Federal University of Uberlândia (UFU), Institute of Chemistry, Uberlândia, MG, Brazil.
Signal and Information Processing for Sensing Systems, Institute for Bioengineering of Catalonia (IBEC), Barcelona Institute of Science and Technology, 08028, Barcelona, Spain.
Anal Chim Acta. 2021 Jan 25;1143:1-8. doi: 10.1016/j.aca.2020.11.012. Epub 2020 Nov 13.
Commercial printers based on fused deposition modeling (FDM) are widely adopted for 3D printing applications. This method consists of the heating of polymeric filaments over the melting point followed by their deposition onto a solid base to create the desirable 3D structure. Prior investigation using chromatographic techniques has shown that chemical compounds (e.g. VOCs), which can be harmful to users, are emitted during the printing process, producing adverse effects to human health and contributing to indoor air pollution. In this study, we present a simple, inexpensive and disposable paper-based optoelectronic nose (i.e. colorimetric sensor array) to identify the gaseous emission fingerprint of five different types of thermoplastic filaments (ABS, TPU, PETG, TRITAN and PLA) in the indoor environment. The optoelectronic nose is comprised of selected 15 dyes with different chemical properties deposited onto a microfluidic paper-based device with spots of 5 mm in diameter each. Digital images were obtained from an ordinary flatbed scanner, and the RGB information collected before and after air exposure was extracted by using an automated routine designed in MATLAB, in which the color changes provide a unique fingerprint for each filament in 5 min of printing. Reproducibility was obtained in the range of 2.5-10% (RSD). Hierarchical clustering analysis (HCA) and principal component analysis (PCA) were successfully employed, showing suitable discrimination of all studied filaments and the non-polluted air. Besides, air spiked with vapors of the most representative VOCs were analyzed by the optoelectronic nose and visually compared to each filament. The described study shows the potential of the paper-based optoelectronic nose to monitor possible hazard emissions from 3D printers.
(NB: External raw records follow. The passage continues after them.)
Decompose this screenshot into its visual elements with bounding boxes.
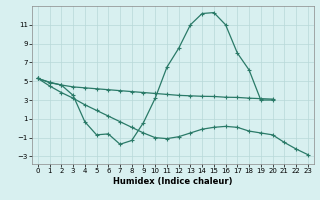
X-axis label: Humidex (Indice chaleur): Humidex (Indice chaleur) — [113, 177, 233, 186]
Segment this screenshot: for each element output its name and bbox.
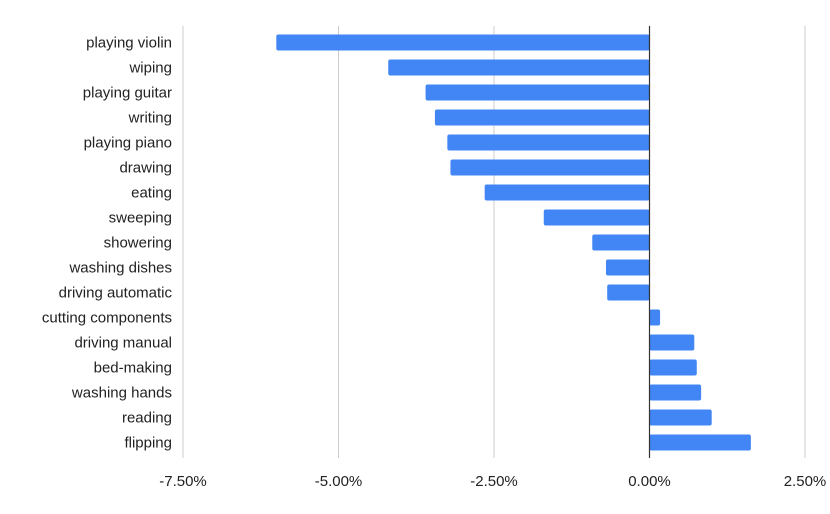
x-tick-label: -5.00% [315,473,363,490]
bar [649,309,661,326]
bars [276,34,751,451]
category-label: driving manual [74,335,172,352]
bar [543,209,650,226]
category-label: playing guitar [83,85,172,102]
bar [649,384,702,401]
category-label: playing violin [86,35,172,52]
bar [388,59,650,76]
category-label: showering [104,235,172,252]
x-tick-labels: -7.50% -5.00% -2.50% 0.00% 2.50% [159,473,826,490]
bar [605,259,650,276]
bar [425,84,650,101]
bar [649,434,751,451]
category-label: driving automatic [59,285,173,302]
category-label: washing dishes [68,260,172,277]
bar [607,284,650,301]
x-tick-label: 2.50% [784,473,827,490]
category-labels: playing violin wiping playing guitar writin… [42,35,173,452]
bar [447,134,650,151]
x-tick-label: -2.50% [470,473,518,490]
x-tick-label: -7.50% [159,473,207,490]
category-label: drawing [119,160,172,177]
category-label: reading [122,410,172,427]
bar [450,159,650,176]
bar [592,234,650,251]
category-label: sweeping [109,210,172,227]
bar [276,34,650,51]
category-label: bed-making [94,360,172,377]
category-label: playing piano [84,135,172,152]
bar [484,184,650,201]
x-tick-label: 0.00% [628,473,671,490]
category-label: flipping [124,435,172,452]
category-label: cutting components [42,310,172,327]
category-label: washing hands [71,385,172,402]
bar [649,409,712,426]
category-label: eating [131,185,172,202]
bar [434,109,650,126]
bar [649,334,695,351]
category-label: writing [128,110,172,127]
category-label: wiping [128,60,172,77]
bar [649,359,697,376]
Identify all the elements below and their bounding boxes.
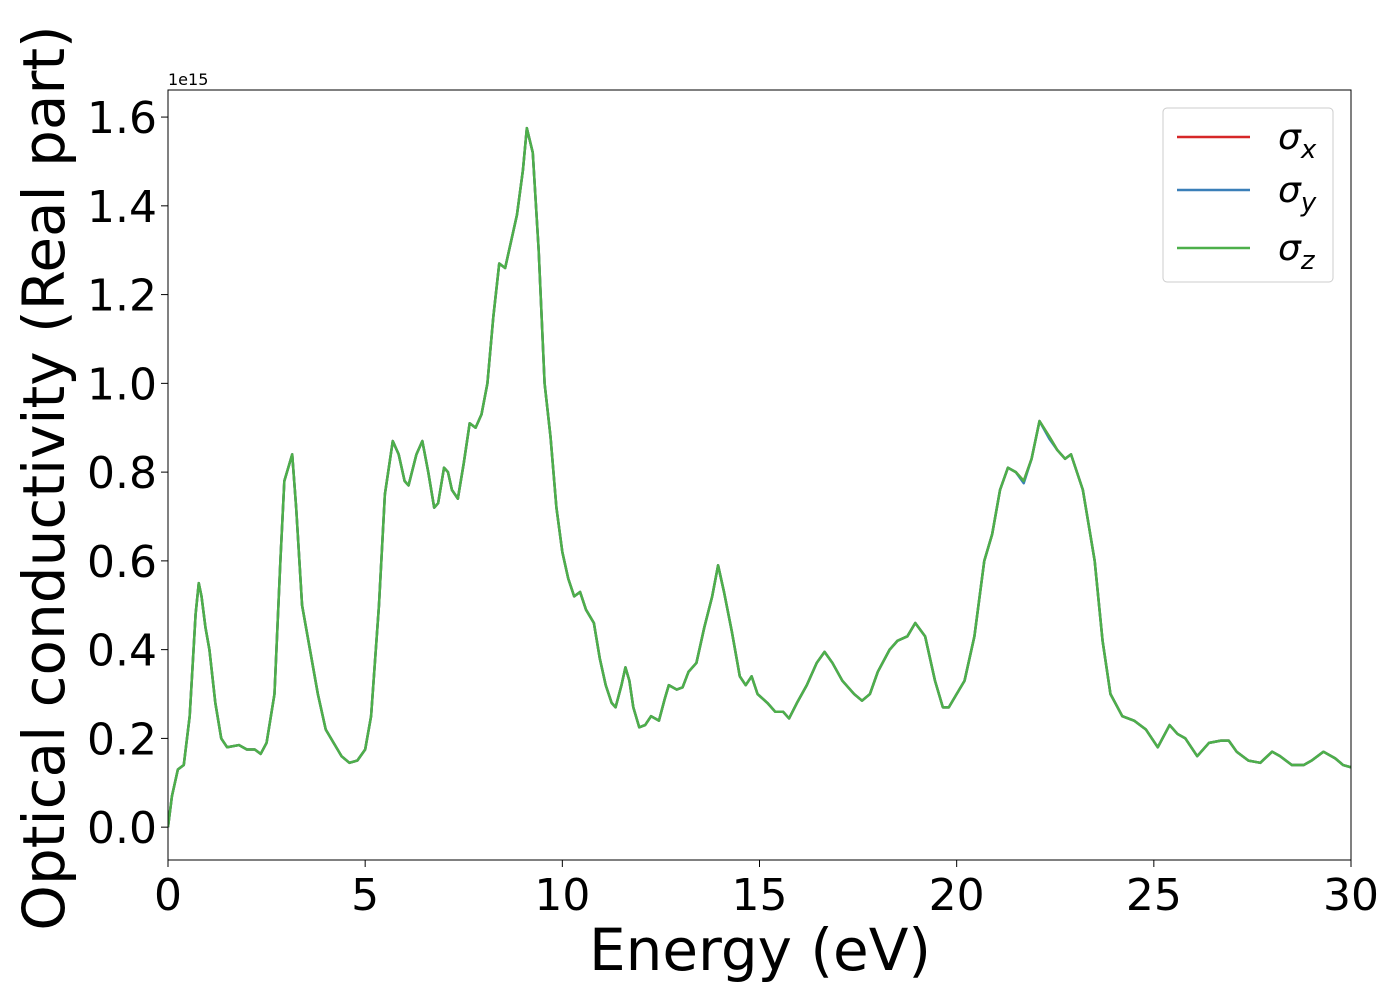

基于熔融沉积建模(FDM)的商用打印机广泛应用于 3D 打印领域。该方法包括将高分子长丝加热至熔点以上,然后将其沉积到固体基底上,以创建所需的 3D 结构。先前使用色谱技术的研究表明,在打印过程中会释放出对用户有害的化学化合物(例如 VOC),从而对人体健康产生不利影响,并导致室内空气污染。在这项研究中,我们提出了一种简单、廉价且一次性的基于纸张的光电鼻(即比色传感器阵列),以识别五种不同类型热塑性长丝(ABS、TPU、PETG、TRITAN 和 PLA)在室内环境中释放的气态排放指纹。光电鼻由 15 种具有不同化学性质的选定染料组成,这些染料沉积在具有 5 毫米直径斑点的微流控纸质设备上。从普通平板扫描仪获取数字图像,并使用 MATLAB 中设计的自动程序提取暴露于空气前后的 RGB 信息,其中颜色变化为每种长丝在 5 分钟的打印过程中提供独特的指纹。在 2.5-10%(RSD)的范围内获得了重现性。成功地采用了层次聚类分析(HCA)和主成分分析(PCA),显示出对所有研究长丝和未污染空气的适当区分。此外,通过光电鼻分析并与每种长丝进行视觉比较,对空气中带有最具代表性 VOC 蒸气的空气进行了分析。所描述的研究表明,基于纸张的光电鼻具有监测 3D 打印机可能产生的危险排放的潜力。